The report from the Labor Department on Wednesday showed widespread layoffs in the prior week, which had boosted claims to an eight-month high. Though some technical factors accounted for the elevation in claims, layoffs have risen this year, with economists saying President Donald Trump's broad tariffs had created a challenging economic environment for businesses.
Those challenges were also evident in other data showing permits for future construction of single-family housing dropped to a two-year low in May as builders grappled with higher costs from duties on materials, including lumber, steel and aluminum.
Higher borrowing costs as the Federal Reserve responded to the heightened economic uncertainty from tariffs by pausing its interest rate cutting cycle have weighed on demand for homes, resulting in excess inventory of unsold houses.
Fed officials were on Wednesday expected to leave the U.S. central bank's benchmark overnight interest rate in the 4.25%-4.50% range, where it has been since December as they also monitor the economic fallout from the conflict between Israel and Iran.
"Even though claims remain low by historical standards, we can no longer deny that there is some upward movement toward levels that would support our assessment of an economy slowing into a contraction," said Carl Weinberg, chief economist at High Frequency Economics. "It is time, now, to say that."
Initial claims for state unemployment benefits dropped 5,000 to a seasonally adjusted 245,000 for the week ended June 14. Data for the prior week was revised to show 2,000 more applications received than previously reported, lifting claims for that week to the highest since October.
Economists polled by Reuters had forecast 245,000 claims for the latest week.
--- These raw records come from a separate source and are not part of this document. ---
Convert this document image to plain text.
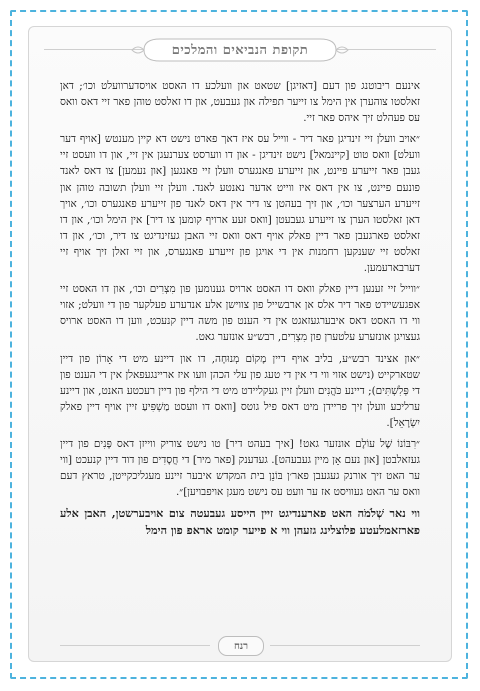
תקופת הנביאים והמלכים

אינעם ריבוטנג פון דעם [דאזיגן] שטאט און וועלכע דו האסט אויסדערוועלט וכו׳; דאן זאלסטו צוהערן אין הימל צו זייער תפילה און געבעט, און דו זאלסט טוהן פאר זיי דאס וואס עס פעהלט זיך איהס פאר זיי.

״אויב וועלן זיי זינדיגן פאר דיר - ווייל עס איז דאך פארט נישט דא קיין מענטש [אויף דער וועלט] וואס טוט [קיינמאל] נישט זינדיגן - און דו ווערסט צערנעגן אין זיי, און דו וועסט זיי געבן פאר זייערע פיינט, און זייערע פאנגערס וועלן זיי פאנגען [און נעמען] צו דאס לאנד פונעם פיינט, צו אין דאס איז ווייט אדער נאנטע לאנד. וועלן זיי וועלן תשובה טוהן און זייערע הערצער וכו׳, און זיך בעהטן צו דיר אין דאס לאנד פון זייערע פאנגערס וכו׳, אויך דאן זאלסטו הערן צו זייערע געבעטן [וואס זעע ארויף קומען צו דיר] אין הימל וכו׳, און דו זאלסט פארגעבן פאר דיין פאלק אויף דאס וואס זיי האבן געזינדיגט צו דיר, וכו׳, און דו זאלסט זיי שענקען רחמנות אין די אויגן פון זייערע פאנגערס, און זיי זאלן זיך אויף זיי דערבארעמען.

״ווייל זיי זענען דיין פאלק וואס דו האסט ארויס גענומען פון מִצְרִים וכו׳, און דו האסט זיי אפגעשיידט פאר דיר אלס אן ארבשייל פון צווישן אלע אנדערע פעלקער פון די וועלט; אזוי ווי דו האסט דאס איבערגעזאגט אין די הענט פון משה דיין קנעכט, ווען דו האסט ארויס געצויגן אונזערע עלטערן פון מִצְרִים, רבש״ע אונזער גאט.

״און אצינד רבש״ע, בליב אויף דיין מָקוֹם מְנוּחָה, דו און דיינע מיט די אָרוֹן פון דיין שטארקייט (נישט אזוי ווי די אין די טעג פון עלי הכהן וועו איז אריינגעפאלן אין די הענט פון די פְּלִשְׁתִּים); דיינע כֹּהֲנִים וועלן זיין געקליידט מיט די הילף פון דיין רעכטע האנט, און דיינע ערליכע וועלן זיך פריידן מיט דאס פיל גוטס [וואס דו וועסט מַשְׁפִּיעַ זיין אויף דיין פאלק יִשְׂרָאֵל].

״רִבּוֹנוֹ שֶׁל עוֹלָם אונזער גאט! [איך בעהט דיר] טו נישט צוריק ווייזן דאס פָּנִים פון דיין געזאלבטן [און נעם אָן מיין געבעהט]. געדענק [פאר מיר] די חֲסָדִים פון דוד דיין קנעכט [ווי ער האט זיך אורנק געגעבן פאר׳ן בּוֹנֵן בית המקדש איבער זיינע מעגליכקייטן, טראץ דעם וואס ער האט געוויסט אז ער וועט עס נישט מעגן אויפבויען]״.

ווי נאר שְׁלֹמֹה האט פארענדיגט זיין הייסע געבעטה צום אויבערשטן, האבן אלע פארזאמלעטע פלוצלינג גזעהן ווי א פייער קומט אראפ פון הימל

רנח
The report was released a day early because of the Juneteenth National Independence Day holiday on Thursday.
Layoffs were reported in the prior week across several states in a range of industries including transportation and warehousing, accommodation and food services, agriculture, construction and manufacturing.
The four-week moving average of claims, which strips out seasonal fluctuations from the data, increased 4,750 to 245,500 last week, the highest level since August 2023. But some economists do not view the labor market as having changed much.
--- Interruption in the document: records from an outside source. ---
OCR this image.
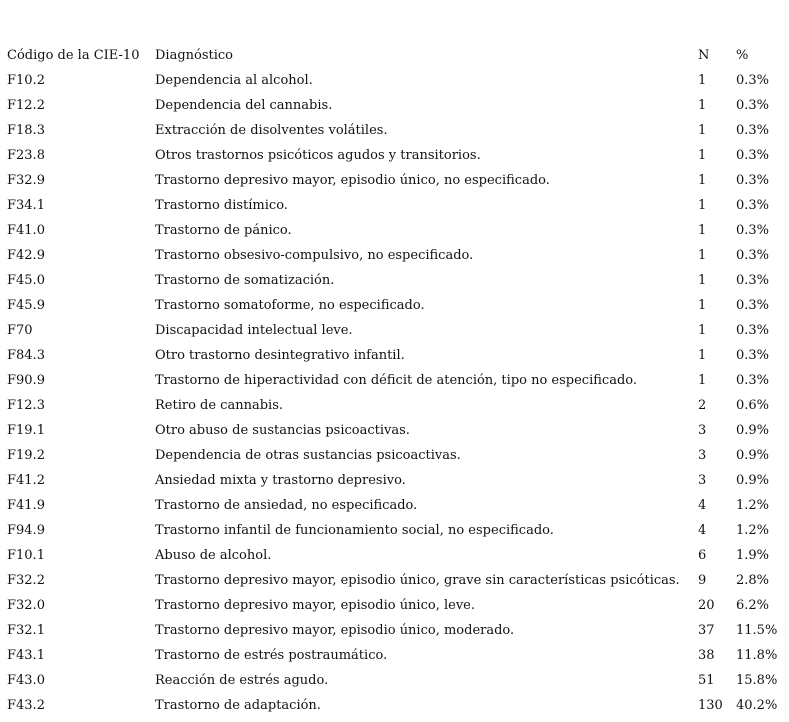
Código de la CIE-10	Diagnóstico	N	%
F10.2	Dependencia al alcohol.	1	0.3%
F12.2	Dependencia del cannabis.	1	0.3%
F18.3	Extracción de disolventes volátiles.	1	0.3%
F23.8	Otros trastornos psicóticos agudos y transitorios.	1	0.3%
F32.9	Trastorno depresivo mayor, episodio único, no especificado.	1	0.3%
F34.1	Trastorno distímico.	1	0.3%
F41.0	Trastorno de pánico.	1	0.3%
F42.9	Trastorno obsesivo-compulsivo, no especificado.	1	0.3%
F45.0	Trastorno de somatización.	1	0.3%
F45.9	Trastorno somatoforme, no especificado.	1	0.3%
F70	Discapacidad intelectual leve.	1	0.3%
F84.3	Otro trastorno desintegrativo infantil.	1	0.3%
F90.9	Trastorno de hiperactividad con déficit de atención, tipo no especificado.	1	0.3%
F12.3	Retiro de cannabis.	2	0.6%
F19.1	Otro abuso de sustancias psicoactivas.	3	0.9%
F19.2	Dependencia de otras sustancias psicoactivas.	3	0.9%
F41.2	Ansiedad mixta y trastorno depresivo.	3	0.9%
F41.9	Trastorno de ansiedad, no especificado.	4	1.2%
F94.9	Trastorno infantil de funcionamiento social, no especificado.	4	1.2%
F10.1	Abuso de alcohol.	6	1.9%
F32.2	Trastorno depresivo mayor, episodio único, grave sin características psicóticas.	9	2.8%
F32.0	Trastorno depresivo mayor, episodio único, leve.	20	6.2%
F32.1	Trastorno depresivo mayor, episodio único, moderado.	37	11.5%
F43.1	Trastorno de estrés postraumático.	38	11.8%
F43.0	Reacción de estrés agudo.	51	15.8%
F43.2	Trastorno de adaptación.	130	40.2%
"The increase could be a sign of a slight pickup in job separations," said Conrad DeQuadros, senior economic advisor at Brean Capital. "However, there appears to be a marked seasonal pattern in the last three years in the seasonally adjusted claims data where claims rise from mid-February through the summer and then retreat later in the year."
Stocks on Wall Street were trading higher. The dollar fell versus a basket of currencies. U.S. Treasury yields eased.
HOUSING MARKET SHAKY
The claims data covered the period during which the government surveyed businesses for the nonfarm payrolls component of June's employment report. Claims increased between the May and June survey weeks.
Historically low layoffs have accounted for much of the labor market stability, with the hiring side of the equation tepid amid hesitancy by employers to boost headcount because of the unsettled economic environment. Nonfarm payrolls increased by 139,000 jobs in May, compared with a 193,000 gain a year ago.
Data next week on the number of people receiving benefits after an initial week of aid, a proxy for hiring, could shed more light on the state of the labor market in June.
The so-called continuing claims dropped 6,000 to a still-high seasonally adjusted 1.945 million during the week ending June 7. Recently laid-off workers are struggling to find work.
A separate report from the Commerce Department's Census Bureau showed permits for future construction of single-family housing dropped 2.7% to a seasonally adjusted annual rate of 898,000 units in May, the lowest level since April 2023.
Higher borrowing costs have sidelined potential buyers, boosting the supply of new single-family homes on the market to levels last seen in late 2007. That has left builders with little incentive to break ground on new housing projects.
An immigration crackdown that has seen raids at construction sites could lead to labor shortages, compounding problems for builders, economists said.
A National Association of Home Builders survey on Tuesday showed sentiment among single-family homebuilders plummeted to a 2-1/2-year low in June.
Permits for the volatile multi-family housing segment, buildings with five units or more, rose 1.4% to a rate of 444,000 units in May. Overall building permits fell 2.0% to a rate of 1.393 million units, the lowest level since June 2020.
Single-family housing starts, which account for the bulk of homebuilding, gained 0.4% to 924,000 units last month. Starts for multi-family housing units slumped 30.4% to a rate of 316,000 units. Overall housing starts plunged 9.8% to a rate of 1.256 million units, the lowest level in five years.
The completions rate for single-family houses surged 8.1% to 1.027 million units. The inventory of housing under construction decreased 1.3% to a rate of 623,000 units, the lowest level since February 2021.
"We don't expect an imminent collapse in the housing market," said Matthew Martin, a senior U.S. economist at Oxford Economics. "However, uncertainty will keep construction depressed the remainder of the year."